Fe? ³ + e? → Fe? ² E° = 0.77V
Zn (s) → Zn? ² + 2e? ; E° = 0.76V
Cell reaction: 2Fe? ³ + Zn → 2Fe? ² + Zn? ² E°cell = 1.53V
Ecell = E°cell - (0.059/2)log ( [Zn? ²] [Fe? ²]²/ [Fe? ³]²)
1.5 = 1.53 - (0.06/2)log (1 * [Fe? ²]²/ [Fe? ³]²)
-0.03 = -0.03 log ( [Fe? ²]/ [Fe? ³])²
1 = log ( [Fe? ²]/ [Fe? ³])² => [Fe? ²]/ [Fe? ³] = 10
Let total iron = T. [Fe? ³] + [Fe? ²] = T. [Fe? ³] + 10 [Fe? ³] = T. 11 [Fe? ³] = T.
fraction of Fe? ³ = [Fe? ³]/T = 1/11 ≈ 0.09
This solution seems to differ from the image. Let's follow the image's steps.
log ( [Fe? ²]/ [Fe? ³])² = 1 => ( [Fe? ²]/ [Fe? ³])² = 10
[Fe? ²]/ [Fe? ³] = √10 = 3.16. Then [Fe? ³]/ [Fe? ²] = 1/√10 = 0.316.
fraction of [Fe? ³] = [Fe? ³]/ ( [Fe? ²] + [Fe? ³]) = 1/ (1 + [Fe? ²]/ [Fe? ³]) = 1/ (1+√10) = 1/4.16 = 0.24 = 24 * 10? ²

a = i + j + 2k
b = -i + 2j + 3k
a + b = 3j + 5k
a . b = -1 + 2 + 6 = 7
a * b = |i,  j,  k; 1, 2; -1, 2, 3| = -i - 5j + 3k
(a - b) * b) = (a * b) - (b * b) = a * b
(a * (a - b) * b) = a * (a * b) = (a . b)a - (a . a)b = 7a - 6b
. The expression becomes (a + b) * (7a - 6b) * b)
= (a + b) * (7 (a * b)
= 7 [ (a * (a * b) + (b * (a * b) ]
= 7 [ (7a - 6b) + (b . b)a - (b . a)b) ]
= 7 [ 7a - 6b + 14a - 7b ] = 7 (21a - 13b)

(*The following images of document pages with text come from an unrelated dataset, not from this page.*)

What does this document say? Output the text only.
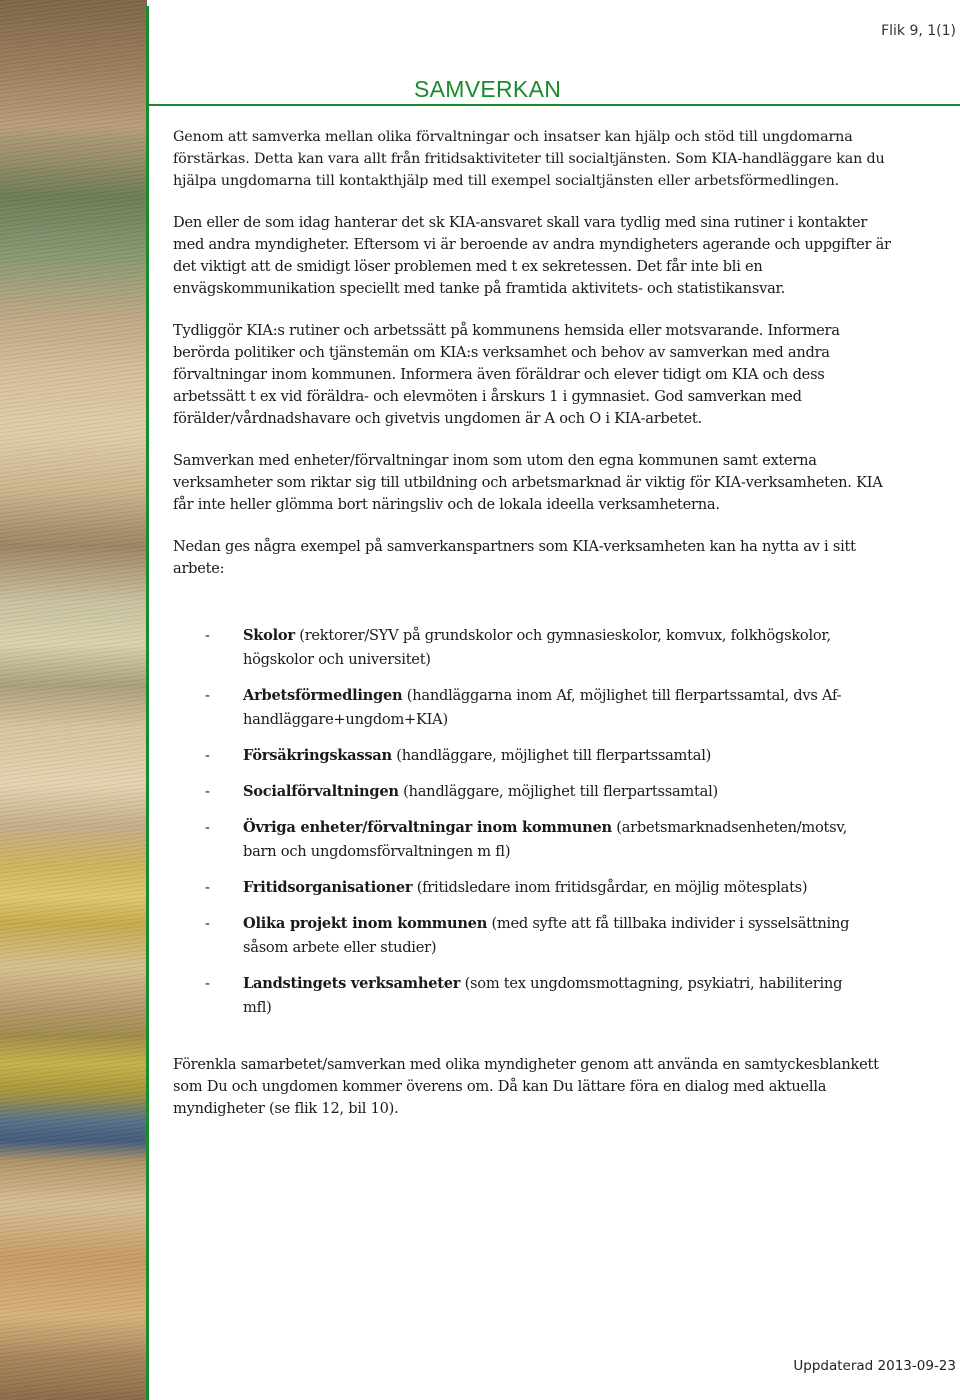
Flik 9, 1(1)
SAMVERKAN

Genom att samverka mellan olika förvaltningar och insatser kan hjälp och stöd till ungdomarna förstärkas. Detta kan vara allt från fritidsaktiviteter till socialtjänsten. Som KIA-handläggare kan du hjälpa ungdomarna till kontakthjälp med till exempel socialtjänsten eller arbetsförmedlingen.

Den eller de som idag hanterar det sk KIA-ansvaret skall vara tydlig med sina rutiner i kontakter med andra myndigheter. Eftersom vi är beroende av andra myndigheters agerande och uppgifter är det viktigt att de smidigt löser problemen med t ex sekretessen. Det får inte bli en envägskommunikation speciellt med tanke på framtida aktivitets- och statistikansvar.

Tydliggör KIA:s rutiner och arbetssätt på kommunens hemsida eller motsvarande. Informera berörda politiker och tjänstemän om KIA:s verksamhet och behov av samverkan med andra förvaltningar inom kommunen. Informera även föräldrar och elever tidigt om KIA och dess arbetssätt t ex vid föräldra- och elevmöten i årskurs 1 i gymnasiet. God samverkan med förälder/vårdnadshavare och givetvis ungdomen är A och O i KIA-arbetet.

Samverkan med enheter/förvaltningar inom som utom den egna kommunen samt externa verksamheter som riktar sig till utbildning och arbetsmarknad är viktig för KIA-verksamheten. KIA får inte heller glömma bort näringsliv och de lokala ideella verksamheterna.

Nedan ges några exempel på samverkanspartners som KIA-verksamheten kan ha nytta av i sitt arbete:

- Skolor (rektorer/SYV på grundskolor och gymnasieskolor, komvux, folkhögskolor, högskolor och universitet)
- Arbetsförmedlingen (handläggarna inom Af, möjlighet till flerpartssamtal, dvs Af-handläggare+ungdom+KIA)
- Försäkringskassan (handläggare, möjlighet till flerpartssamtal)
- Socialförvaltningen (handläggare, möjlighet till flerpartssamtal)
- Övriga enheter/förvaltningar inom kommunen (arbetsmarknadsenheten/motsv, barn och ungdomsförvaltningen m fl)
- Fritidsorganisationer (fritidsledare inom fritidsgårdar, en möjlig mötesplats)
- Olika projekt inom kommunen (med syfte att få tillbaka individer i sysselsättning såsom arbete eller studier)
- Landstingets verksamheter (som tex ungdomsmottagning, psykiatri, habilitering mfl)

Förenkla samarbetet/samverkan med olika myndigheter genom att använda en samtyckesblankett som Du och ungdomen kommer överens om. Då kan Du lättare föra en dialog med aktuella myndigheter (se flik 12, bil 10).

Uppdaterad 2013-09-23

This seems overly complex. Let's re-examine the expression provided in the solution image.
Let's assume the expression is 7 (3j + 5k) * (-i - 5j + k).
|i,  j,  k; 0, 3, 5; -1, -5, 1| = i (3+25) - j (5) + k (3) = 28i - 5j + 3k.
This also differs. The solution provided seems to have a typo in the cross product calculation.
Let's assume the question meant (a . b) [ (a+b) * (a-b)*b)]
. Let's follow the solution calculation:
7 . |i,  j,  k; 0, 3, 5; -1, -5, 1| = 7 (34i - 5j + 3k). This is wrong.
Correct cross product: 28i - 5j + 3k.
Let's assume the vector in the final step is (a * b) as calculated: -i-5j+3k.
7 (3j + 5k) * (-i - 5j + 3k) = 7 (34i - 5j + 3k).